In summary these studies reveal that the video quality perception ratings of the viewers also increase with the ambient illumination. This is because the human eye only receive relatively low amount of light produced by the display when it is seen under bright ambient illumination conditions.
Therefore, human visual system cannot easily detect visual artefacts (due to compression, transmission, rendering, etc) under bright environment as much as they are noticeable in a dark environment since. Subjective experimental results shown in 9 illustrate this effect.
Figure 9: Subjective mean opinion score (MOS) for perceived image quality vs. the channel bandwidth, at 4 distinct ambient illumination levels.
The “direct” impact of customer satisfaction on the payment they make for receiving a specific multimedia service is emphasized by the quality of business (QoB). This active role of QoB aims at maintaining the revenue of SPs and guaranteeing a better quality of experience and satisfaction for users.
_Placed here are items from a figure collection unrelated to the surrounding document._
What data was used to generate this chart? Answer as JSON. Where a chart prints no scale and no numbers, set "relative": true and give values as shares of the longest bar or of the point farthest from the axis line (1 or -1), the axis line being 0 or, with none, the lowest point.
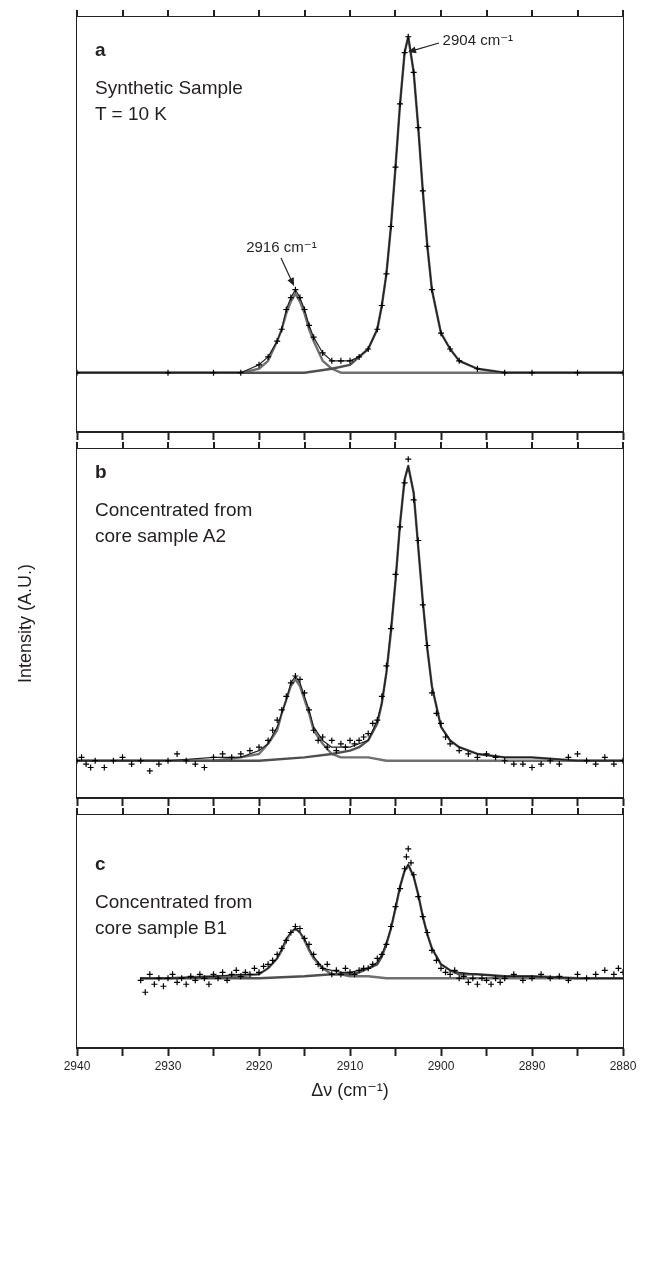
{
  "chart_data": [
    {
      "type": "line",
      "relative": true,
      "xlim": [
        2940,
        2880
      ],
      "xticks": [
        2940,
        {
          "value": 2935,
          "label": null
        },
        2930,
        {
          "value": 2925,
          "label": null
        },
        2920,
        {
          "value": 2915,
          "label": null
        },
        2910,
        {
          "value": 2905,
          "label": null
        },
        2900,
        {
          "value": 2895,
          "label": null
        },
        2890,
        {
          "value": 2885,
          "label": null
        },
        2880
      ],
      "tick_labels": false,
      "annotations": [
        "a",
        "Synthetic Sample",
        "T = 10 K",
        {
          "text": "2916 cm⁻¹",
          "x": 2916,
          "y": 0.36
        },
        {
          "text": "2904 cm⁻¹",
          "x": 2904,
          "y": 0.96
        }
      ],
      "series": [
        {
          "type": "scatter",
          "marker": "cross",
          "color": "#000000",
          "x": [
            2940,
            2930,
            2925,
            2922,
            2920,
            2919,
            2918,
            2917.5,
            2917,
            2916.5,
            2916,
            2915.5,
            2915,
            2914.5,
            2914,
            2913,
            2912,
            2911,
            2910,
            2909,
            2908,
            2907,
            2906.5,
            2906,
            2905.5,
            2905,
            2904.5,
            2904,
            2903.6,
            2903,
            2902.5,
            2902,
            2901.5,
            2901,
            2900,
            2899,
            2898,
            2896,
            2893,
            2890,
            2885,
            2880
          ],
          "values": [
            0.15,
            0.15,
            0.15,
            0.15,
            0.17,
            0.19,
            0.23,
            0.26,
            0.31,
            0.34,
            0.36,
            0.34,
            0.31,
            0.27,
            0.24,
            0.2,
            0.18,
            0.18,
            0.18,
            0.19,
            0.21,
            0.26,
            0.32,
            0.4,
            0.52,
            0.67,
            0.83,
            0.96,
            1,
            0.91,
            0.77,
            0.61,
            0.47,
            0.36,
            0.25,
            0.21,
            0.18,
            0.16,
            0.15,
            0.15,
            0.15,
            0.15
          ]
        },
        {
          "type": "line",
          "color": "#231f20",
          "x": [
            2940,
            2930,
            2925,
            2922,
            2920,
            2919,
            2918,
            2917.5,
            2917,
            2916.5,
            2916,
            2915.5,
            2915,
            2914.5,
            2914,
            2913,
            2912,
            2911,
            2910,
            2909,
            2908,
            2907,
            2906.5,
            2906,
            2905.5,
            2905,
            2904.5,
            2904,
            2903.6,
            2903,
            2902.5,
            2902,
            2901.5,
            2901,
            2900,
            2899,
            2898,
            2896,
            2893,
            2890,
            2885,
            2880
          ],
          "values": [
            0.15,
            0.15,
            0.15,
            0.15,
            0.17,
            0.19,
            0.23,
            0.26,
            0.31,
            0.34,
            0.36,
            0.34,
            0.31,
            0.27,
            0.24,
            0.2,
            0.18,
            0.18,
            0.18,
            0.19,
            0.21,
            0.26,
            0.32,
            0.4,
            0.52,
            0.67,
            0.83,
            0.96,
            1,
            0.91,
            0.77,
            0.61,
            0.47,
            0.36,
            0.25,
            0.21,
            0.18,
            0.16,
            0.15,
            0.15,
            0.15,
            0.15
          ]
        },
        {
          "type": "line",
          "color": "#505050",
          "x": [
            2940,
            2930,
            2920,
            2915,
            2912,
            2910,
            2909,
            2908,
            2907,
            2906.5,
            2906,
            2905.5,
            2905,
            2904.5,
            2904,
            2903.6,
            2903,
            2902.5,
            2902,
            2901.5,
            2901,
            2900,
            2899,
            2898,
            2896,
            2893,
            2890,
            2885,
            2880
          ],
          "values": [
            0.15,
            0.15,
            0.15,
            0.15,
            0.16,
            0.17,
            0.19,
            0.21,
            0.26,
            0.32,
            0.4,
            0.52,
            0.67,
            0.83,
            0.96,
            1,
            0.91,
            0.77,
            0.61,
            0.47,
            0.36,
            0.25,
            0.21,
            0.18,
            0.16,
            0.15,
            0.15,
            0.15,
            0.15
          ]
        },
        {
          "type": "line",
          "color": "#707070",
          "x": [
            2940,
            2930,
            2925,
            2922,
            2920,
            2919,
            2918,
            2917.5,
            2917,
            2916.5,
            2916,
            2915.5,
            2915,
            2914.5,
            2914,
            2913,
            2912,
            2911,
            2910,
            2908,
            2906,
            2903,
            2900,
            2895,
            2890,
            2880
          ],
          "values": [
            0.15,
            0.15,
            0.15,
            0.15,
            0.16,
            0.18,
            0.23,
            0.26,
            0.3,
            0.33,
            0.35,
            0.33,
            0.3,
            0.26,
            0.23,
            0.18,
            0.16,
            0.15,
            0.15,
            0.15,
            0.15,
            0.15,
            0.15,
            0.15,
            0.15,
            0.15
          ]
        }
      ]
    },
    {
      "type": "line",
      "relative": true,
      "xlim": [
        2940,
        2880
      ],
      "xticks": [
        2940,
        {
          "value": 2935,
          "label": null
        },
        2930,
        {
          "value": 2925,
          "label": null
        },
        2920,
        {
          "value": 2915,
          "label": null
        },
        2910,
        {
          "value": 2905,
          "label": null
        },
        2900,
        {
          "value": 2895,
          "label": null
        },
        2890,
        {
          "value": 2885,
          "label": null
        },
        2880
      ],
      "tick_labels": false,
      "ylabel": "Intensity (A.U.)",
      "annotations": [
        "b",
        "Concentrated from",
        "core sample A2"
      ],
      "series": [
        {
          "type": "scatter",
          "marker": "cross",
          "color": "#000000",
          "x": [
            2940,
            2939.5,
            2939,
            2938.5,
            2938,
            2937,
            2936,
            2935,
            2934,
            2933,
            2932,
            2931,
            2930,
            2929,
            2928,
            2927,
            2926,
            2925,
            2924,
            2923,
            2922,
            2921,
            2920,
            2919,
            2918.5,
            2918,
            2917.5,
            2917,
            2916.5,
            2916,
            2915.5,
            2915,
            2914.5,
            2914,
            2913.5,
            2913,
            2912.5,
            2912,
            2911.5,
            2911,
            2910.5,
            2910,
            2909.5,
            2909,
            2908.5,
            2908,
            2907.5,
            2907,
            2906.5,
            2906,
            2905.5,
            2905,
            2904.5,
            2904,
            2903.6,
            2903,
            2902.5,
            2902,
            2901.5,
            2901,
            2900.5,
            2900,
            2899.5,
            2899,
            2898,
            2897,
            2896,
            2895,
            2894,
            2893,
            2892,
            2891,
            2890,
            2889,
            2888,
            2887,
            2886,
            2885,
            2884,
            2883,
            2882,
            2881,
            2880
          ],
          "values": [
            0.11,
            0.12,
            0.1,
            0.09,
            0.11,
            0.09,
            0.11,
            0.12,
            0.1,
            0.11,
            0.08,
            0.1,
            0.11,
            0.13,
            0.11,
            0.1,
            0.09,
            0.12,
            0.13,
            0.12,
            0.13,
            0.14,
            0.15,
            0.17,
            0.2,
            0.23,
            0.26,
            0.3,
            0.34,
            0.36,
            0.35,
            0.31,
            0.26,
            0.2,
            0.17,
            0.18,
            0.15,
            0.17,
            0.14,
            0.16,
            0.15,
            0.17,
            0.16,
            0.17,
            0.18,
            0.19,
            0.22,
            0.23,
            0.3,
            0.39,
            0.5,
            0.66,
            0.8,
            0.93,
            1,
            0.88,
            0.76,
            0.57,
            0.45,
            0.31,
            0.25,
            0.22,
            0.18,
            0.16,
            0.14,
            0.13,
            0.12,
            0.13,
            0.12,
            0.11,
            0.1,
            0.1,
            0.09,
            0.1,
            0.11,
            0.1,
            0.12,
            0.13,
            0.11,
            0.1,
            0.12,
            0.1,
            0.11
          ]
        },
        {
          "type": "line",
          "color": "#231f20",
          "x": [
            2940,
            2930,
            2925,
            2922,
            2920,
            2919,
            2918,
            2917.5,
            2917,
            2916.5,
            2916,
            2915.5,
            2915,
            2914.5,
            2914,
            2913,
            2912,
            2911,
            2910,
            2909,
            2908,
            2907,
            2906.5,
            2906,
            2905.5,
            2905,
            2904.5,
            2904,
            2903.6,
            2903,
            2902.5,
            2902,
            2901.5,
            2901,
            2900,
            2899,
            2898,
            2896,
            2893,
            2890,
            2885,
            2880
          ],
          "values": [
            0.11,
            0.11,
            0.12,
            0.12,
            0.14,
            0.16,
            0.21,
            0.25,
            0.29,
            0.34,
            0.36,
            0.34,
            0.3,
            0.26,
            0.21,
            0.17,
            0.15,
            0.15,
            0.15,
            0.16,
            0.17,
            0.23,
            0.28,
            0.37,
            0.5,
            0.64,
            0.81,
            0.94,
            0.98,
            0.9,
            0.74,
            0.58,
            0.44,
            0.33,
            0.21,
            0.17,
            0.15,
            0.13,
            0.12,
            0.12,
            0.11,
            0.11
          ]
        },
        {
          "type": "line",
          "color": "#505050",
          "x": [
            2940,
            2930,
            2920,
            2915,
            2912,
            2910,
            2909,
            2908,
            2907,
            2906.5,
            2906,
            2905.5,
            2905,
            2904.5,
            2904,
            2903.6,
            2903,
            2902.5,
            2902,
            2901.5,
            2901,
            2900,
            2899,
            2898,
            2896,
            2893,
            2890,
            2885,
            2880
          ],
          "values": [
            0.11,
            0.11,
            0.11,
            0.12,
            0.13,
            0.14,
            0.15,
            0.17,
            0.22,
            0.28,
            0.37,
            0.49,
            0.64,
            0.81,
            0.94,
            0.98,
            0.9,
            0.74,
            0.58,
            0.44,
            0.33,
            0.21,
            0.17,
            0.15,
            0.13,
            0.12,
            0.12,
            0.11,
            0.11
          ]
        },
        {
          "type": "line",
          "color": "#707070",
          "x": [
            2940,
            2930,
            2925,
            2922,
            2920,
            2919,
            2918,
            2917.5,
            2917,
            2916.5,
            2916,
            2915.5,
            2915,
            2914.5,
            2914,
            2913,
            2912,
            2911,
            2910,
            2908,
            2906,
            2903,
            2900,
            2895,
            2890,
            2880
          ],
          "values": [
            0.11,
            0.11,
            0.11,
            0.12,
            0.13,
            0.16,
            0.2,
            0.25,
            0.29,
            0.33,
            0.35,
            0.33,
            0.29,
            0.25,
            0.2,
            0.16,
            0.13,
            0.12,
            0.12,
            0.12,
            0.11,
            0.11,
            0.11,
            0.11,
            0.11,
            0.11
          ]
        }
      ]
    },
    {
      "type": "line",
      "relative": true,
      "xlim": [
        2940,
        2880
      ],
      "xticks": [
        2940,
        {
          "value": 2935,
          "label": null
        },
        2930,
        {
          "value": 2925,
          "label": null
        },
        2920,
        {
          "value": 2915,
          "label": null
        },
        2910,
        {
          "value": 2905,
          "label": null
        },
        2900,
        {
          "value": 2895,
          "label": null
        },
        2890,
        {
          "value": 2885,
          "label": null
        },
        2880
      ],
      "tick_labels": "x",
      "xlabel": "Δν (cm⁻¹)",
      "annotations": [
        "c",
        "Concentrated from",
        "core sample B1"
      ],
      "series": [
        {
          "type": "scatter",
          "marker": "cross",
          "color": "#000000",
          "x": [
            2933,
            2932.5,
            2932,
            2931.5,
            2931,
            2930.5,
            2930,
            2929.5,
            2929,
            2928.5,
            2928,
            2927.5,
            2927,
            2926.5,
            2926,
            2925.5,
            2925,
            2924.5,
            2924,
            2923.5,
            2923,
            2922.5,
            2922,
            2921.5,
            2921,
            2920.5,
            2920,
            2919.5,
            2919,
            2918.5,
            2918,
            2917.5,
            2917,
            2916.5,
            2916,
            2915.5,
            2915,
            2914.5,
            2914,
            2913.5,
            2913,
            2912.5,
            2912,
            2911.5,
            2911,
            2910.5,
            2910,
            2909.5,
            2909,
            2908.5,
            2908,
            2907.5,
            2907,
            2906.5,
            2906,
            2905.5,
            2905,
            2904.5,
            2904,
            2903.8,
            2903.6,
            2903.3,
            2903,
            2902.5,
            2902,
            2901.5,
            2901,
            2900.5,
            2900,
            2899.5,
            2899,
            2898.5,
            2898,
            2897.5,
            2897,
            2896.5,
            2896,
            2895.5,
            2895,
            2894.5,
            2894,
            2893.5,
            2893,
            2892,
            2891,
            2890,
            2889,
            2888,
            2887,
            2886,
            2885,
            2884,
            2883,
            2882,
            2881,
            2880.5,
            2880
          ],
          "values": [
            0.34,
            0.28,
            0.37,
            0.32,
            0.35,
            0.31,
            0.35,
            0.37,
            0.33,
            0.35,
            0.32,
            0.36,
            0.34,
            0.37,
            0.35,
            0.32,
            0.37,
            0.35,
            0.38,
            0.34,
            0.37,
            0.39,
            0.36,
            0.38,
            0.37,
            0.4,
            0.38,
            0.41,
            0.42,
            0.44,
            0.47,
            0.5,
            0.54,
            0.58,
            0.61,
            0.6,
            0.55,
            0.52,
            0.47,
            0.42,
            0.4,
            0.42,
            0.37,
            0.39,
            0.37,
            0.4,
            0.38,
            0.37,
            0.39,
            0.4,
            0.4,
            0.42,
            0.45,
            0.47,
            0.52,
            0.61,
            0.71,
            0.8,
            0.9,
            0.96,
            1,
            0.93,
            0.87,
            0.76,
            0.66,
            0.58,
            0.49,
            0.44,
            0.4,
            0.38,
            0.37,
            0.39,
            0.35,
            0.36,
            0.33,
            0.35,
            0.32,
            0.35,
            0.34,
            0.32,
            0.35,
            0.33,
            0.35,
            0.37,
            0.34,
            0.35,
            0.37,
            0.35,
            0.36,
            0.34,
            0.37,
            0.35,
            0.37,
            0.39,
            0.37,
            0.4,
            0.38
          ]
        },
        {
          "type": "line",
          "color": "#231f20",
          "x": [
            2933,
            2930,
            2925,
            2922,
            2920,
            2919,
            2918,
            2917.5,
            2917,
            2916.5,
            2916,
            2915.5,
            2915,
            2914.5,
            2914,
            2913,
            2912,
            2911,
            2910,
            2909,
            2908,
            2907,
            2906.5,
            2906,
            2905.5,
            2905,
            2904.5,
            2904,
            2903.6,
            2903,
            2902.5,
            2902,
            2901.5,
            2901,
            2900,
            2899,
            2898,
            2896,
            2893,
            2890,
            2885,
            2880
          ],
          "values": [
            0.35,
            0.35,
            0.36,
            0.37,
            0.37,
            0.4,
            0.45,
            0.5,
            0.55,
            0.58,
            0.6,
            0.58,
            0.55,
            0.5,
            0.46,
            0.4,
            0.39,
            0.38,
            0.38,
            0.39,
            0.4,
            0.43,
            0.47,
            0.53,
            0.6,
            0.71,
            0.81,
            0.89,
            0.92,
            0.86,
            0.77,
            0.66,
            0.57,
            0.5,
            0.42,
            0.39,
            0.38,
            0.37,
            0.36,
            0.36,
            0.35,
            0.35
          ]
        },
        {
          "type": "line",
          "color": "#505050",
          "x": [
            2933,
            2925,
            2920,
            2915,
            2912,
            2910,
            2909,
            2908,
            2907,
            2906.5,
            2906,
            2905.5,
            2905,
            2904.5,
            2904,
            2903.6,
            2903,
            2902.5,
            2902,
            2901.5,
            2901,
            2900,
            2899,
            2898,
            2896,
            2893,
            2890,
            2885,
            2880
          ],
          "values": [
            0.35,
            0.35,
            0.35,
            0.36,
            0.37,
            0.37,
            0.38,
            0.4,
            0.42,
            0.46,
            0.52,
            0.6,
            0.7,
            0.81,
            0.89,
            0.92,
            0.86,
            0.77,
            0.66,
            0.57,
            0.5,
            0.42,
            0.39,
            0.37,
            0.37,
            0.36,
            0.36,
            0.35,
            0.35
          ]
        },
        {
          "type": "line",
          "color": "#707070",
          "x": [
            2933,
            2930,
            2925,
            2922,
            2920,
            2919,
            2918,
            2917.5,
            2917,
            2916.5,
            2916,
            2915.5,
            2915,
            2914.5,
            2914,
            2913,
            2912,
            2911,
            2910,
            2908,
            2906,
            2903,
            2900,
            2895,
            2890,
            2880
          ],
          "values": [
            0.35,
            0.35,
            0.36,
            0.36,
            0.37,
            0.4,
            0.45,
            0.49,
            0.54,
            0.58,
            0.6,
            0.58,
            0.54,
            0.49,
            0.45,
            0.4,
            0.37,
            0.37,
            0.36,
            0.36,
            0.35,
            0.35,
            0.35,
            0.35,
            0.35,
            0.35
          ]
        }
      ]
    }
  ]
}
The current multimedia services delivery models can be illustrated by reviewing a projection of the general triple-Q model on an IPTV service delivery model. 10 depicts an IPTV service delivery model with emphasis put on the components where QoS and QoE are considered. Observing the foregoing model, although it is believed to provide promising QoE to the user, it does not expose QoB precisely and literally. From a business point-of-view, this model focuses on the importance of user satisfaction trusting it will result in better customer loyalty, which is believed to generate more profit.
From this vision, it is clear that there is no direct link between profit and customer satisfaction. Instead, it is an indirect link emerged as a result of customer loyalty. Consequently, there is a gap between customer satisfaction (QoE) and business profit (QoB). Therefore, the research on QoB at I-Lab is aimed a bridging this gap to identify comprehensive models that employ QoB as a major player.
Figure 10: An IPTV service delivery model illustrating the components where QoS and QoE are considered.